En 1973, écrivant Conviviality, Illich prédit que la catastrophe du système industriel deviendrait une crise qui inaugurerait une nouvelle ère. « La paralysie synergique du système qui l’alimente provoquera l’effondrement général du mode de production industriel... En très peu de temps, la population perdra confiance non seulement dans les institutions dominantes, mais aussi dans celles spécifiquement chargées de gérer la crise.
Le pouvoir des institutions actuelles à définir des valeurs (telles que l’éducation, la rapidité de mouvement, la santé, le bien-être, l’information, etc.) s’effondrera soudainement lorsque son caractère illusoire deviendra évident. Le déclencheur de la crise sera un événement imprévisible et peut-être sans importance, comme la panique à Wall Street qui a conduit à la Grande Dépression... « Du jour au lendemain, des institutions importantes perdront toute respectabilité, toute légitimité, ainsi que leur réputation de servir le bien public. »

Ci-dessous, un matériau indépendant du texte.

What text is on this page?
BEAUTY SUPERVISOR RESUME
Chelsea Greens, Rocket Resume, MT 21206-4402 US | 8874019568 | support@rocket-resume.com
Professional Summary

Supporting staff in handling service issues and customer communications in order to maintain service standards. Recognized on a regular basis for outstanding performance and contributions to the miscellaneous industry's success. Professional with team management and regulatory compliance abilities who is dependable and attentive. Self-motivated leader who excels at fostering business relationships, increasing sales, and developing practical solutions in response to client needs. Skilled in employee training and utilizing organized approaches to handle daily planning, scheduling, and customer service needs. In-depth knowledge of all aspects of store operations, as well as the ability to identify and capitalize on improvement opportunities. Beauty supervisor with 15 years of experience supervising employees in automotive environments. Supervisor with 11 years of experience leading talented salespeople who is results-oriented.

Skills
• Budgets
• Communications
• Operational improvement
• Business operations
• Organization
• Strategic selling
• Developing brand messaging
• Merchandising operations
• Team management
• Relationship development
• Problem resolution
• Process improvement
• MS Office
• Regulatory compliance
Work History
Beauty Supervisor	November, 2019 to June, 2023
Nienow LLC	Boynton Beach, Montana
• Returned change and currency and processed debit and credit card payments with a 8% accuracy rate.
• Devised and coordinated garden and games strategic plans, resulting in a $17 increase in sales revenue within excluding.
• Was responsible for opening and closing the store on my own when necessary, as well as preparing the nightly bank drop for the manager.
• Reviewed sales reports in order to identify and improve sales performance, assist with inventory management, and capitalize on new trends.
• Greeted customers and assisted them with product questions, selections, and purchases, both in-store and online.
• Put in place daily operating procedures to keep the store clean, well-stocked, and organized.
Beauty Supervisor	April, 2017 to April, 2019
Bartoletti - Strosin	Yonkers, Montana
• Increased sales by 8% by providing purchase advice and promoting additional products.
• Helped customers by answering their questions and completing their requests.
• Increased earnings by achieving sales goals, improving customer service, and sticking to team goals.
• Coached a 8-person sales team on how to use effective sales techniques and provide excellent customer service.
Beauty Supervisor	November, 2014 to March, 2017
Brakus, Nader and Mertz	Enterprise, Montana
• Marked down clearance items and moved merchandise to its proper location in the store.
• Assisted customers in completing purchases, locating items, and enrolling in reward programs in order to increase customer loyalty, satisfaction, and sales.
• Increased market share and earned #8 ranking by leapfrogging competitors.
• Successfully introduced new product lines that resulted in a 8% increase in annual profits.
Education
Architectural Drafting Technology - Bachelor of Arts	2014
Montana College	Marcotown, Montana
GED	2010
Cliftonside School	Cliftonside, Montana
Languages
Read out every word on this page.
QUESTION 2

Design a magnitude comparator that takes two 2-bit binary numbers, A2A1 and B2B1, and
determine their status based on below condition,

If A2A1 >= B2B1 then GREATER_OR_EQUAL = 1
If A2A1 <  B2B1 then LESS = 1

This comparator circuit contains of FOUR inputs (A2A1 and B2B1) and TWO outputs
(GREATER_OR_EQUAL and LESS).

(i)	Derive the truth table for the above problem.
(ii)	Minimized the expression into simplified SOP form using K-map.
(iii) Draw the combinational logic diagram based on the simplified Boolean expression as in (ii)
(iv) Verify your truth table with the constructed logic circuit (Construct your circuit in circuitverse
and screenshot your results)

Il est bon de réfléchir aux raisons et aux manières dont ces prophéties, substantiellement correctes, ne se sont pas réalisées après près d’un demi-siècle (même si de nombreux symptômes semblent confirmer leur pertinence). Le mode de production industriel et la puissance qui l’accompagne continuent d’exister malgré la perte de toute respectabilité et toute crédibilité.
Illich ne pouvait imaginer qu'un système puisse se maintenir précisément grâce à la perte de toute crédibilité – c'est-à-dire que les hommes continuent à agir selon des modèles et des principes auxquels ils ne croient plus, que le manque de foi, le fait d'être oligopistos (Matthieu, 14, 31), deviendrait la condition normale de l'humanité (et c'est certainement l'Église qui, en transformant en un ensemble de dogmes la proximité entre le cœur et la parole dont il était question chez Paul, Rm. 10, 6-10, avait rendu acceptable la perte de la foi).
Un système – comme celui auquel nous sommes confrontés – qui part du principe que l'on ne croit plus en lui, qui repose donc précisément sur l'apistia et le manque de confiance, est un adversaire à la fois fragile et particulièrement difficile à combattre. En effet, il bénéficie sans cesse d'un crédit qu'il n'a pas, tout comme les créances sur lesquelles les banques fondent leur pouvoir sont en fin de compte irrécouvrables.
L’argent fonctionne non pas parce qu’on y croit, mais précisément parce qu’il est la forme même du manque de foi (comme Marx l’avait entrevu, c’est précisément cette absence de foi qui constitue le caractère théologique de la marchandise : on ne peut pas avoir foi en ce qui peut être vendu et acheté).
En se substituant à l'Église, les banques administrent avec sagesse et irresponsabilité l'absence de foi qui caractérise notre monde. Elles sont les lévites et les prêtres de la nouvelle irréligion de l'humanité.
Comment concevoir une stratégie face à un tel adversaire ? Il est certainement vain de dénoncer sa non-crédibilité et son illégitimité, car – comme on l'a clairement vu pendant la soi-disant pandémie – il est le premier à les afficher et à les revendiquer. Son point faible ne réside pas tant dans son manque de foi que dans le mensonge auquel celle-ci le contraint. En effet, seul un pouvoir fondé sur l'incrédulité, qui déciderait de ne pas parler et se vouerait au silence, serait invincible. Les pouvoirs qui prétendent aujourd'hui nous gouverner ne font que parler et émettre des jugements et, contredisant ainsi leur nature la plus intime, semblent en quelque sorte croire et exiger la foi.
En réalité, il se passe ici quelque chose de plus compliqué et subtil. Pour celui qui ne croit pas, tout discours est faux, car l'absence de foi ne correspond qu'au silence. Comme ce personnage des Démons, il ne croit ni croire ni ne croit ne pas croire. Si, au contraire, il croit, comme cela semble être le cas partout aujourd'hui, en sa propre incrédulité, il détruit le fondement même sur lequel il reposait. Croire ne pas croire est le pire des mensonges, dans lequel celui qui le profère ne peut que rester emprisonné. Et c'est ce mensonge – et non, comme le suggérait Illich, le fait que les hommes ne croient plus en lui – qui mènera le système à sa perte.